New Deep Learning Algorithm Can Tell if You’re Above the Legal Drinking Limit
AI and Data Science Newsposted by ODSC Team January 12, 2023 ODSC Team
A new deep learning algorithm just needs 12 seconds to determine if you’re above the legal drinking limit. This comes to us from a paper published in Science Direct which states that La Trobe University researchers developed an algorithm that only needs about 12 seconds of audio to make a determination on blood alcohol count levels. The purpose of the program is to complement other more expensive breath-testing technologies.
The study’s leader is Ph.D. student Abraham Albert Bonela, under the supervision of Professors Emmanuel Kuntsche from the Center of Alcohol Policy Research and Associate Professor Zhen He from Research and the Department of Computer Science and Information Technology at La Trobe University. The audio-based deep learning algorithm, ADLAIA, was trained to detect and identify alcohol inebriation levels based on a 12-second clip of their speech.
How this algorithm works is interesting. First, it was developed and trained against a database dataset of over 12,000 audio clips from both sober and inebriated speakers. So far the deep learning algorithm is able to identify inebriated speakers with an accuracy of almost 70%. The program performed better the higher the BAC count of the speaker was, moving closer to 80%. Though it’s still early in the process, the algorithm’s results are quite promising. And with that promise comes very interesting possibilities according to Albert Bonela, “A test that could simply rely on someone speaking into a microphone would be a game changer.”
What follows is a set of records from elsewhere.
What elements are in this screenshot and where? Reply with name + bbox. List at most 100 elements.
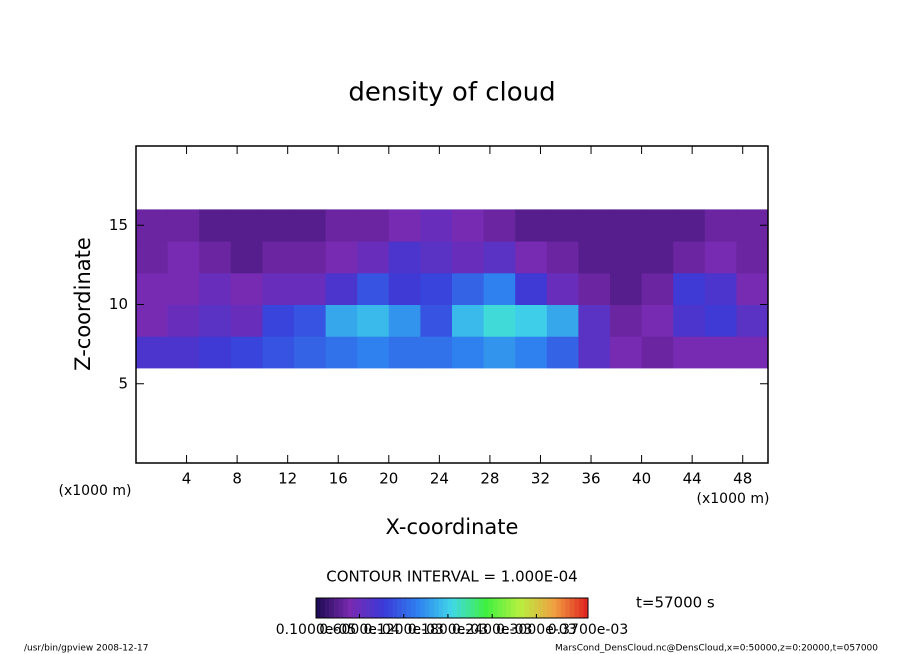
colorbar-swatch <box>501 598 507 618</box>
colorbar-swatch <box>447 598 453 618</box>
cell <box>136 304 169 337</box>
cell <box>325 209 358 242</box>
cell <box>262 241 295 274</box>
cell <box>641 272 674 305</box>
cell <box>578 304 611 337</box>
cell <box>704 336 737 369</box>
cell <box>199 336 232 369</box>
colorbar-swatch <box>483 598 489 618</box>
colorbar-swatch <box>415 598 421 618</box>
colorbar-swatch <box>325 598 330 618</box>
colorbar-swatch <box>547 598 553 618</box>
colorbar-swatch <box>402 598 407 618</box>
colorbar-swatch <box>565 598 571 618</box>
cell <box>641 241 674 274</box>
x-tick-label: 44 <box>683 470 702 488</box>
colorbar-swatch <box>574 598 580 618</box>
cell <box>546 304 579 337</box>
cell <box>452 272 485 305</box>
colorbar-swatch <box>569 598 575 618</box>
colorbar-swatch <box>374 598 380 618</box>
colorbar-swatch <box>583 598 589 618</box>
cell <box>388 241 421 274</box>
colorbar-swatch <box>556 598 562 618</box>
colorbar-swatch <box>533 598 539 618</box>
cell <box>641 336 674 369</box>
x-tick-label: 8 <box>232 470 242 488</box>
y-axis-label: Z-coordinate <box>71 237 95 371</box>
cell <box>483 304 516 337</box>
colorbar-swatch <box>510 598 516 618</box>
cell <box>167 304 200 337</box>
cell <box>325 241 358 274</box>
chart-title: density of cloud <box>348 78 555 108</box>
x-tick-label: 12 <box>278 470 297 488</box>
cell <box>452 241 485 274</box>
footer: /usr/bin/gpview 2008-12-17 <box>24 644 148 654</box>
cell <box>199 272 232 305</box>
cell <box>641 304 674 337</box>
cell <box>357 304 390 337</box>
colorbar-swatch <box>560 598 566 618</box>
colorbar-swatch <box>393 598 398 618</box>
cell <box>420 241 453 274</box>
colorbar-swatch <box>429 598 435 618</box>
cell <box>388 209 421 242</box>
x-unit: (x1000 m) <box>59 483 132 499</box>
colorbar-swatch <box>578 598 584 618</box>
x-tick-label: 48 <box>733 470 752 488</box>
cell <box>262 304 295 337</box>
cell <box>578 209 611 242</box>
cell <box>420 209 453 242</box>
time-label: t=57000 s <box>636 594 715 612</box>
colorbar-label: 0.1800e-03 <box>408 622 488 638</box>
cell <box>199 241 232 274</box>
y-tick-label: 10 <box>109 295 128 313</box>
cell <box>167 336 200 369</box>
cell <box>704 209 737 242</box>
cell <box>420 304 453 337</box>
colorbar-swatch <box>361 598 367 618</box>
cell <box>136 241 169 274</box>
colorbar-swatch <box>479 598 485 618</box>
cell <box>452 336 485 369</box>
cell <box>515 209 548 242</box>
cell <box>673 209 706 242</box>
cell <box>388 272 421 305</box>
colorbar-swatch <box>529 598 534 618</box>
colorbar-swatch <box>470 598 475 618</box>
colorbar-swatch <box>506 598 512 618</box>
cell <box>262 272 295 305</box>
cell <box>546 241 579 274</box>
cell <box>546 209 579 242</box>
colorbar-swatch <box>384 598 389 618</box>
colorbar-swatch <box>520 598 525 618</box>
colorbar-swatch <box>456 598 462 618</box>
x-tick-label: 16 <box>329 470 348 488</box>
cell <box>325 272 358 305</box>
cell <box>483 209 516 242</box>
colorbar-swatch <box>379 598 385 618</box>
colorbar-swatch <box>397 598 403 618</box>
cell <box>704 304 737 337</box>
cell <box>325 304 358 337</box>
x-tick-label: 24 <box>430 470 449 488</box>
colorbar-swatch <box>352 598 358 618</box>
cell <box>136 272 169 305</box>
cell <box>230 209 263 242</box>
colorbar-swatch <box>542 598 548 618</box>
cell <box>420 336 453 369</box>
colorbar-swatch <box>329 598 335 618</box>
colorbar-swatch <box>338 598 344 618</box>
cell <box>452 304 485 337</box>
cell <box>673 336 706 369</box>
colorbar-label: 0.1200e-03 <box>363 622 443 638</box>
colorbar-swatch <box>442 598 448 618</box>
cell <box>357 241 390 274</box>
x-tick-label: 4 <box>182 470 192 488</box>
x-tick-label: 32 <box>531 470 550 488</box>
cell <box>578 336 611 369</box>
colorbar-swatch <box>497 598 503 618</box>
cell <box>420 272 453 305</box>
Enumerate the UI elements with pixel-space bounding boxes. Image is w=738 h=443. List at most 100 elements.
Imagine a simple, low-cost, and accurate program, that can determine with high accuracy if someone was above the legal limit. It could be an impressive tool when it comes to public safety. Looking to the future, the study’s lead is also looking into the possibility of algorithms integration into mobile apps. “Upon further improvement in its overall performance, ADLAIA could be integrated into mobile applications and used as a preliminary tool for identifying alcohol-inebriated individuals.” This could provide not only law enforcement with another tool, but private establishments such as bars, pubs, etc. with a means to easily test if patrons are over the legal limit before ending service or even calling for a pick up so they don’t drink and drive.
The exposition of AI technology in medicine seems to be continuing early into 2023. It will be interesting to see what AI and deep learning technologies will bring us this year.